Wine: Ideally this needs a well-formed but fruity red that will take the chilli spice and smokiness of the dish in its stride. I’d look at good value reds like The Society’s Portuguese Red, Peninsula de Setubal 2020, Al Ria Tinto, Algarve 2019, Lagoalva Tejo, 2019 all of them delightfully fruity. The succulent Casa Ermelinda Freitas Dona Ermelinda Reserva, Palmela 2018 offers a little more structure but won’t overpower the clams, while the Niepoort Lagar de Baixo Bairrada 2018 offers restrained freshness and lithe fruit. The Lagoalva de Cima Grande Reserva Alfrocheiro, Tejo 2017 would be a treat, with its touch of maturity coming through and its grip but also silky freshness.

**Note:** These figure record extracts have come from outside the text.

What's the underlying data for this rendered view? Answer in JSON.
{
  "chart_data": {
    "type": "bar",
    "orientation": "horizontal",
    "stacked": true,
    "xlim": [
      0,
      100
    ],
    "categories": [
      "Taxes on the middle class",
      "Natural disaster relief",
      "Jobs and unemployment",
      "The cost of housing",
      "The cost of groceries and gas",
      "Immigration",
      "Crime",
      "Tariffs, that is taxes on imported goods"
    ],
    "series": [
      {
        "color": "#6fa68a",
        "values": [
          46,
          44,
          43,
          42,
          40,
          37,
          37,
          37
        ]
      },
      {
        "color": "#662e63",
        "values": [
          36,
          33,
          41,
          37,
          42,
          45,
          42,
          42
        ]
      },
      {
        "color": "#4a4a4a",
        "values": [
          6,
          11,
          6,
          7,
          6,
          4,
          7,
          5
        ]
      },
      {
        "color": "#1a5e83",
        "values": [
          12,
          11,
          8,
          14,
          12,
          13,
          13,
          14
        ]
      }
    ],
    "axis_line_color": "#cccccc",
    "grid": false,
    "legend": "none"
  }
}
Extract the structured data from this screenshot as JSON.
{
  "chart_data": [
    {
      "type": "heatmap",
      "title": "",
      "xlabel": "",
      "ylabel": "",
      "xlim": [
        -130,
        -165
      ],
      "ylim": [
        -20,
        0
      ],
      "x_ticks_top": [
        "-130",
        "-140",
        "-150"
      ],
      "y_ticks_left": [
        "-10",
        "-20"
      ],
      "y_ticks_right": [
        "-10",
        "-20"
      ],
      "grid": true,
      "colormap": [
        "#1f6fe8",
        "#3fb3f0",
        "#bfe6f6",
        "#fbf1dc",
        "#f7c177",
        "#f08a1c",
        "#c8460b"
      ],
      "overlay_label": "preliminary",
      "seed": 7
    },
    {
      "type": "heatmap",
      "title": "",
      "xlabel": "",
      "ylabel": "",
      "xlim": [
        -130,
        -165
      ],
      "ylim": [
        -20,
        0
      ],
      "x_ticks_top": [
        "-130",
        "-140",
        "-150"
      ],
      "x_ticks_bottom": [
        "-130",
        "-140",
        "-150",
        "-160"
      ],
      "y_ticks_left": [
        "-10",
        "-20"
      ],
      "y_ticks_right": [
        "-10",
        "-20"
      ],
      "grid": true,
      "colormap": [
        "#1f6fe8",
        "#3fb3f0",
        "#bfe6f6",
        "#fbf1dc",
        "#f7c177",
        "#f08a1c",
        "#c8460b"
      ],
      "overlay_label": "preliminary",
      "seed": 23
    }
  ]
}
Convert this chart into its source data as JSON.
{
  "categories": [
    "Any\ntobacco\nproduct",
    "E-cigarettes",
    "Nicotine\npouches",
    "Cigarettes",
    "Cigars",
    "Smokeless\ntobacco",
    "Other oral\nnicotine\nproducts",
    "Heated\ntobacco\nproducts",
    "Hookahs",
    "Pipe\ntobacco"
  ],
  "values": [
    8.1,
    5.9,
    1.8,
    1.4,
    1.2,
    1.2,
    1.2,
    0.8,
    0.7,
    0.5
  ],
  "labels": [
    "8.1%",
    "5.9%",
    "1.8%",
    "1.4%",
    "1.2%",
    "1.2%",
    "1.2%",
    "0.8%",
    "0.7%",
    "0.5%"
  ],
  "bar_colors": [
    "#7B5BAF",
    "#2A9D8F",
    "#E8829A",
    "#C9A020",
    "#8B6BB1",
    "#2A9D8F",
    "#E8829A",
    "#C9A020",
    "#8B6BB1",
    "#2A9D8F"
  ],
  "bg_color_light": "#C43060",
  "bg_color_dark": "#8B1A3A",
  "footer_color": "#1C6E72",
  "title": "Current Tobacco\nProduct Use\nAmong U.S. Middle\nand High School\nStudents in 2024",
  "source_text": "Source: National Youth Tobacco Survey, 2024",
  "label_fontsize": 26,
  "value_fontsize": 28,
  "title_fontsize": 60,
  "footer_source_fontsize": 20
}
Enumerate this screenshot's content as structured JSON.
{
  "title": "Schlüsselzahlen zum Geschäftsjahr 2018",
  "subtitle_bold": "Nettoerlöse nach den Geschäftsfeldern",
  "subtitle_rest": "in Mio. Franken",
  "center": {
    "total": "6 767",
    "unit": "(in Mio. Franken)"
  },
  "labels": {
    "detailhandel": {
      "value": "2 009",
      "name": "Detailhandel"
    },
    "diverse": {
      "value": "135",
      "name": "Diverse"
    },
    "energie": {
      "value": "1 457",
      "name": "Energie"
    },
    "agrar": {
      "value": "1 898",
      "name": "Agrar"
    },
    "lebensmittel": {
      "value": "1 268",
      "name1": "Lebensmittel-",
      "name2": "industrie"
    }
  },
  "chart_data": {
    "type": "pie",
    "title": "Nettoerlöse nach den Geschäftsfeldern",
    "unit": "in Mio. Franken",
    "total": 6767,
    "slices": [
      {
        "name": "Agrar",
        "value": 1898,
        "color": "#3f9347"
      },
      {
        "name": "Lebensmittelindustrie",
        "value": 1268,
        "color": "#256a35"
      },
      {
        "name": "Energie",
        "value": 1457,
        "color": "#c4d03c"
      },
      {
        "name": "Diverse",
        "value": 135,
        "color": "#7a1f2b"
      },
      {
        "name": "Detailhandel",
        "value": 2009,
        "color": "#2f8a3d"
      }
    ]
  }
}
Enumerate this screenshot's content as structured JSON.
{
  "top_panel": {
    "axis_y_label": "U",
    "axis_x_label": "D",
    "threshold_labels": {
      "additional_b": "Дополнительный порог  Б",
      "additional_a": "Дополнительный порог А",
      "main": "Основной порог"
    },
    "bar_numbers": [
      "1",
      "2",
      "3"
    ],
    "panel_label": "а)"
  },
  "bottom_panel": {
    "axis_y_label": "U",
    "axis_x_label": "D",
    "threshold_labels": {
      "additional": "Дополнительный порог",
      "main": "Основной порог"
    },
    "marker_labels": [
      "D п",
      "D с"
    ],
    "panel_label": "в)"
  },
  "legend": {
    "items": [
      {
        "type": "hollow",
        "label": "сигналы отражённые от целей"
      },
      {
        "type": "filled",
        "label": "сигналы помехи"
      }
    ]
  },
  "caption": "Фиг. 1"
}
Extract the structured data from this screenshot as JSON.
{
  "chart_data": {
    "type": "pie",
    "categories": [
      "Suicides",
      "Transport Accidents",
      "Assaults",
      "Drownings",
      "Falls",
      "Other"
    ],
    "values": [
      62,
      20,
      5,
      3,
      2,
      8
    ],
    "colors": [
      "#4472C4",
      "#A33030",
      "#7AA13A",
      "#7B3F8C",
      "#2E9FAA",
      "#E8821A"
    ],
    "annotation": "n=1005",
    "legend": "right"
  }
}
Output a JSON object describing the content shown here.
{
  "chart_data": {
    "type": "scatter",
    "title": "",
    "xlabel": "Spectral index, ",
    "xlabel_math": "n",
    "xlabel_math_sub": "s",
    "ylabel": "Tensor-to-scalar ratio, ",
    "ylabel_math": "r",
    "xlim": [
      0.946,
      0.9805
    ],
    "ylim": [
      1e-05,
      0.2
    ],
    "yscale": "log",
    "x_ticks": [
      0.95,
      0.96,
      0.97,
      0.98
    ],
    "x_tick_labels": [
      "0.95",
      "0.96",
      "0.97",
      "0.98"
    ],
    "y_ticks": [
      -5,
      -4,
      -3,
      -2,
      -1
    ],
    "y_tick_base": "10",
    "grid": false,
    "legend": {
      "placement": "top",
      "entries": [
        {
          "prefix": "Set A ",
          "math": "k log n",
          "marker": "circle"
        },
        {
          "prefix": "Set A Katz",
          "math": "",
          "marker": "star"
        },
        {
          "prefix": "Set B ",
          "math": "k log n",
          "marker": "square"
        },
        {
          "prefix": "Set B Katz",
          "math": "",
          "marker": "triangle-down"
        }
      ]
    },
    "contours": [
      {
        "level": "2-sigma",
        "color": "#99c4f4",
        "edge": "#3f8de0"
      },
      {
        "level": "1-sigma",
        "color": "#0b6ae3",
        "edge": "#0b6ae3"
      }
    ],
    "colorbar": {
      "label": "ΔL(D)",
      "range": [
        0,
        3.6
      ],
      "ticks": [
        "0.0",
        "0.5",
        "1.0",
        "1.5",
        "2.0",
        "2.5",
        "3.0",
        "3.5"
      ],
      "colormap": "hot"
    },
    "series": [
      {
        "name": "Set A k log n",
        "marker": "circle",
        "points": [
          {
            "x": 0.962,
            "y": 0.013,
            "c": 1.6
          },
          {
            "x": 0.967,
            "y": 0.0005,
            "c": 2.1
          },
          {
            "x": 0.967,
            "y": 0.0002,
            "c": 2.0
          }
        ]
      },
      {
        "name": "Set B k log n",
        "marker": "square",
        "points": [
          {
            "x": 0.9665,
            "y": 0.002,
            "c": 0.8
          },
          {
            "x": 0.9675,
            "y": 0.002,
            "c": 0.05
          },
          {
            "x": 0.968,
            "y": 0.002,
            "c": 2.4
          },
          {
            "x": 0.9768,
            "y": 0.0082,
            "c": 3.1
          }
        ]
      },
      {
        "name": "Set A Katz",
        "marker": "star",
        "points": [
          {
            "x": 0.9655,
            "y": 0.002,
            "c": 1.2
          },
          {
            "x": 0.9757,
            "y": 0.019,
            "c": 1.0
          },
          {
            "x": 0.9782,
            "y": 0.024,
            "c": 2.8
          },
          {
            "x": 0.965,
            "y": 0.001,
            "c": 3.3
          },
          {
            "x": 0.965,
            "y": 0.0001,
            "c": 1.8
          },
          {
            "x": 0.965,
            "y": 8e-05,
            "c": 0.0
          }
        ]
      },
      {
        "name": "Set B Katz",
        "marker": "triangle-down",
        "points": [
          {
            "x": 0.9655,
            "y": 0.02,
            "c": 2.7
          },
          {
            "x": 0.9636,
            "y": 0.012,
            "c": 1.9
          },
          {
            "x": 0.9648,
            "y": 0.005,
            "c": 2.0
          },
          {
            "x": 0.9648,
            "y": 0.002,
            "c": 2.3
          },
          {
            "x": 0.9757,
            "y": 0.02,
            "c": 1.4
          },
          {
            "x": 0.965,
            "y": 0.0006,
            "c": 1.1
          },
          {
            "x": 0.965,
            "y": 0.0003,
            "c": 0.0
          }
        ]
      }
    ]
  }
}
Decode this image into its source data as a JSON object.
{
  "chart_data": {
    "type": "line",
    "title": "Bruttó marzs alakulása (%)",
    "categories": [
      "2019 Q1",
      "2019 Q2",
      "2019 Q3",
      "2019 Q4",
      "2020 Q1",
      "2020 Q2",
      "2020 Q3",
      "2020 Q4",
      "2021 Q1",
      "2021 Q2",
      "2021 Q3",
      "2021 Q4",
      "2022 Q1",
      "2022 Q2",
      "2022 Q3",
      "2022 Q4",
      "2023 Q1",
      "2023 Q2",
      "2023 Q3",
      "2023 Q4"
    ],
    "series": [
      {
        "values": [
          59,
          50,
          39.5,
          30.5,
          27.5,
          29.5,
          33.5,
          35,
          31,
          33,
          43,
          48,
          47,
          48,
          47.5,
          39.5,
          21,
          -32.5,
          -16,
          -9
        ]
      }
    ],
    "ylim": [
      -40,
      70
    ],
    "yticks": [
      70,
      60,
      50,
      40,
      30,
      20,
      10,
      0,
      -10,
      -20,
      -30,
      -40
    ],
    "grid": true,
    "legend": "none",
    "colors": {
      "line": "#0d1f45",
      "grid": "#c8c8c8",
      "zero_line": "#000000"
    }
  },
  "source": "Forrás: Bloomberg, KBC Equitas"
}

Among the whites you should search for body and structure as well as refreshment. Wines like the oak-aged Quinta da Fonte Souto Branco, Alentejo 2019 or creamy Adega de Redondo Porta da Ravessa Special Edition Branco, Alentejano 2020 will do a job, while a rosé like the Macanita Touriga Nacional Rosé, Douro 2020 or Adega de Redondo Mare Viva Rosé, Alentejano 2020 will offer a happy medium.